At the latest President’s Meeting in Tel Aviv, Israel, the trade once again cast a weary eye toward Martin Rapaport’s price list and the outsize influence it commands.
“There are people who, before Friday [when the list comes out], are too scared to sell because they don’t know what will happen with prices,” says Ernest Blom, president of World Federation of Diamond Bourses. “We want more communication with him and more transparency.”
What makes this latest round of Rap-bashing potentially significant is that groups are now developing alternative products—including a new price list out of Israel and RapNet competitor out of India.
First, the list. Since the Rap sheet is not just used as a price indicator but as a price benchmark and communication method (“below Rap”), some Israeli manufacturers want to create their own yardstick that will appear only once or twice a year.
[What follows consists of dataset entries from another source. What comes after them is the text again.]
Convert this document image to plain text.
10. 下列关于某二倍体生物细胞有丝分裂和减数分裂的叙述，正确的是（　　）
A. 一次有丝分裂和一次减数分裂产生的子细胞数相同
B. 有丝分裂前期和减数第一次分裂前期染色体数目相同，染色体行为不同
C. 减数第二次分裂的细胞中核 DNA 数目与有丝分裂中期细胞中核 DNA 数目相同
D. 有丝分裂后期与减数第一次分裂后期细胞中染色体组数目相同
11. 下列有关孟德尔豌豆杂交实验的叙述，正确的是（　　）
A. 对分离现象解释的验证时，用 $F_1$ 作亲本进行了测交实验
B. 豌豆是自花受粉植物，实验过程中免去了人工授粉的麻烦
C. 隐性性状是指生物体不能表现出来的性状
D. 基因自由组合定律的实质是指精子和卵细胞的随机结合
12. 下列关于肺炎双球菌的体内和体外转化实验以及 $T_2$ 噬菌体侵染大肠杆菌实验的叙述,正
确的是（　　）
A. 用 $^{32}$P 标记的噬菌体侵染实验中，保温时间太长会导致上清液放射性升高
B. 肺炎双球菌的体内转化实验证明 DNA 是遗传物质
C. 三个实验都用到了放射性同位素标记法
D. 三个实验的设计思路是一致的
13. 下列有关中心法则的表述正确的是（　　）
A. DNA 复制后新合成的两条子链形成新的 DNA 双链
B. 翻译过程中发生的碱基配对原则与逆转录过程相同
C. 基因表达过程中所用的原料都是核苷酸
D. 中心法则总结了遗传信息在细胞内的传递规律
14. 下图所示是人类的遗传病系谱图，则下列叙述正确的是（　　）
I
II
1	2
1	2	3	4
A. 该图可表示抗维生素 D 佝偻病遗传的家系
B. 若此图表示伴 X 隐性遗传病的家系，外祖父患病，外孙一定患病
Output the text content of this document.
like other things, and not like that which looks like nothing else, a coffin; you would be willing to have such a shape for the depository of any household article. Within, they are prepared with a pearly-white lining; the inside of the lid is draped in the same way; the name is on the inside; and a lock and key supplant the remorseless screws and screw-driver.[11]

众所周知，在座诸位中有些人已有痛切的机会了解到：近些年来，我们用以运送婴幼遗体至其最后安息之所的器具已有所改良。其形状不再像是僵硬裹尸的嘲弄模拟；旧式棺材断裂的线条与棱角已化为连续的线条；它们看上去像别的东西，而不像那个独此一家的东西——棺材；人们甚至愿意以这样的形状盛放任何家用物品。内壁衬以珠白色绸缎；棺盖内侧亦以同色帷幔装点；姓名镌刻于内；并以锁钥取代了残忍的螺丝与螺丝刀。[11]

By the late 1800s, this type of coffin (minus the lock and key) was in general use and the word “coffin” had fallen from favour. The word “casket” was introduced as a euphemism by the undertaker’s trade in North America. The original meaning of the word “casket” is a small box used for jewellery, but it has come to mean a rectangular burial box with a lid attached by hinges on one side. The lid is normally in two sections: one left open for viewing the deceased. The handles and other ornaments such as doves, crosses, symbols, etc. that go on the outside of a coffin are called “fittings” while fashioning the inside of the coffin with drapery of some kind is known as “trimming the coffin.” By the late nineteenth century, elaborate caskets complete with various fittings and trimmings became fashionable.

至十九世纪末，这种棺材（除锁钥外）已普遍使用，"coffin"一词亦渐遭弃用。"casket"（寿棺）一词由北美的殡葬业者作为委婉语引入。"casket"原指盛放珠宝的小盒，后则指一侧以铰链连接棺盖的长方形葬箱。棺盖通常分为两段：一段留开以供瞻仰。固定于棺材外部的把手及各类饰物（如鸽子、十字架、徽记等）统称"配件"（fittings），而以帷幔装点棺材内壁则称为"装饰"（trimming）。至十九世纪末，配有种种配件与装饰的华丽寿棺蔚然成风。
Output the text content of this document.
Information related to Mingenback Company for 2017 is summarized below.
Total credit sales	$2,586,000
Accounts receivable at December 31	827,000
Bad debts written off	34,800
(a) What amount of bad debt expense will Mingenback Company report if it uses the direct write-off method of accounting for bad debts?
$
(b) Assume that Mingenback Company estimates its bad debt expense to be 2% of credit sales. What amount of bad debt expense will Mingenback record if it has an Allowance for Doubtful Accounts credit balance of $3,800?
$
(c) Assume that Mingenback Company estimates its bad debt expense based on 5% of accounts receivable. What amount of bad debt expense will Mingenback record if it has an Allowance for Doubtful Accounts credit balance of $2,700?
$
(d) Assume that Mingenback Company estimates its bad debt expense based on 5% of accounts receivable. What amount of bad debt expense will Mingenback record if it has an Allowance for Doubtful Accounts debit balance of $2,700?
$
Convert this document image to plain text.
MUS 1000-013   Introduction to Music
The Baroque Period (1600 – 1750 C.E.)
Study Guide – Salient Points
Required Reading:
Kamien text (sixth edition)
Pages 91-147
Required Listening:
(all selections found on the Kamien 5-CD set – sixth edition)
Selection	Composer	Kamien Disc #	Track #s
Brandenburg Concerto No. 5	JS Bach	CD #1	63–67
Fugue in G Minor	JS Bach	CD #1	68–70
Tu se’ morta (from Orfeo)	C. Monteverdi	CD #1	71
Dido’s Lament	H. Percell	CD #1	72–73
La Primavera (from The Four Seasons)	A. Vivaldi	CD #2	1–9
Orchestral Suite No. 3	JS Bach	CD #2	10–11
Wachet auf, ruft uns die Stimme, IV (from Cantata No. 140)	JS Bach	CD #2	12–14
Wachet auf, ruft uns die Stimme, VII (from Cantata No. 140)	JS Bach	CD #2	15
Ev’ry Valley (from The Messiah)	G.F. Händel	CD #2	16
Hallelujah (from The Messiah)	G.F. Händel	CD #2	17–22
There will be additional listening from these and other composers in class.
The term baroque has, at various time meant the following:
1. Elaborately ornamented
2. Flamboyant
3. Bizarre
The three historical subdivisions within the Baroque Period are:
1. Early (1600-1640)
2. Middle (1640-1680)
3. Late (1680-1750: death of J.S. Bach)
“The intention is to create something stable,” says Shmuel Schnitzer, president of the Israel Diamond Exchange. “Then let the market work out the discounts and the premiums. So instead of everyone laboring under a constant question mark, you would have a standard list, and then let the market decide.”
Ideally, he’d like Martin Rapaport to produce it, though he doubts Rapaport would ever agree.
Sure enough, Rapaport wasn’t interested. “Would I be serving my customers by publishing once a year?” Rapaport asked me. “What if the discount hit 80, 90 percent? You can’t just have a price list for sellers. I owe it to the buyers. Most sellers do not want their customers to know when diamond prices go down so they can continue to protect themselves.
“Markets move around,” he continues. “If we see changes in the market that are significant, we are going to reflect them. We don’t change the benchmark just on a whim every week. We look at the market in tremendous detail. We are careful about how we change the prices…. Right now we think diamond prices are on the way down, but we will probably drop [the list] in the right way.”
As far as the Indian RapNet alternative, Rapaport has heard that the proposed portal will list goods without prices, which to him makes no sense. “That’s like having [website] Kayak without any prices,” he says. (GJEPC did not return repeated emails for comment.)
These new schemes, of course, run counter to the global (and industry) trend of increasing transparency. My sense is that the new list and pseudo RapNet won’t be any more successful than all the other attempts to dethrone the list.
Sure, Rapaport has caused controversy; he even courts it. Today people complain he lowered prices too much. In 2004, he didn’t raise them fast enough, and in 2008 he hiked them too fast. No matter how well-intentioned, hardworking, and plugged in Rapaport is—and he is all those things—it is not logical for one man to have such a huge say in diamond prices.
And yet there must be a reason people stay with his list. Maybe it’s because, while the list was once a genuinely radical concept, today it reflects the trade’s ambivalence toward transparency.
Rapaport is right that retailers need and deserve price information and wouldn’t use a list that never changes or declines. But they also don’t want that information falling into the hands of their customers, which the Rap list has.
That may be why the trade favors Rapaport’s idiosyncratic and daunting-to-outsiders list over its more scientific and transparent rivals (including RapNet’s). Rap’s flagship sheet charts “high New York asking prices” and can’t be mastered without understanding its unofficial system of discounts. It’s mostly static, moving less frequently than the overall market. For all the calls for more stability, Rap’s list changes maybe once a month.
Today we have the ability to track price movements by the day, even by the minute. But the trade doesn’t seem to want that; even the Rap imitators largely follow his weekly format. The industry would rather stick with what it knows, and if that means Rapaport makes the occasional surprising or dramatic change, so be it.
So yes, many dealers will continue to be nervous on Thursday nights. For many, the alternative is scarier.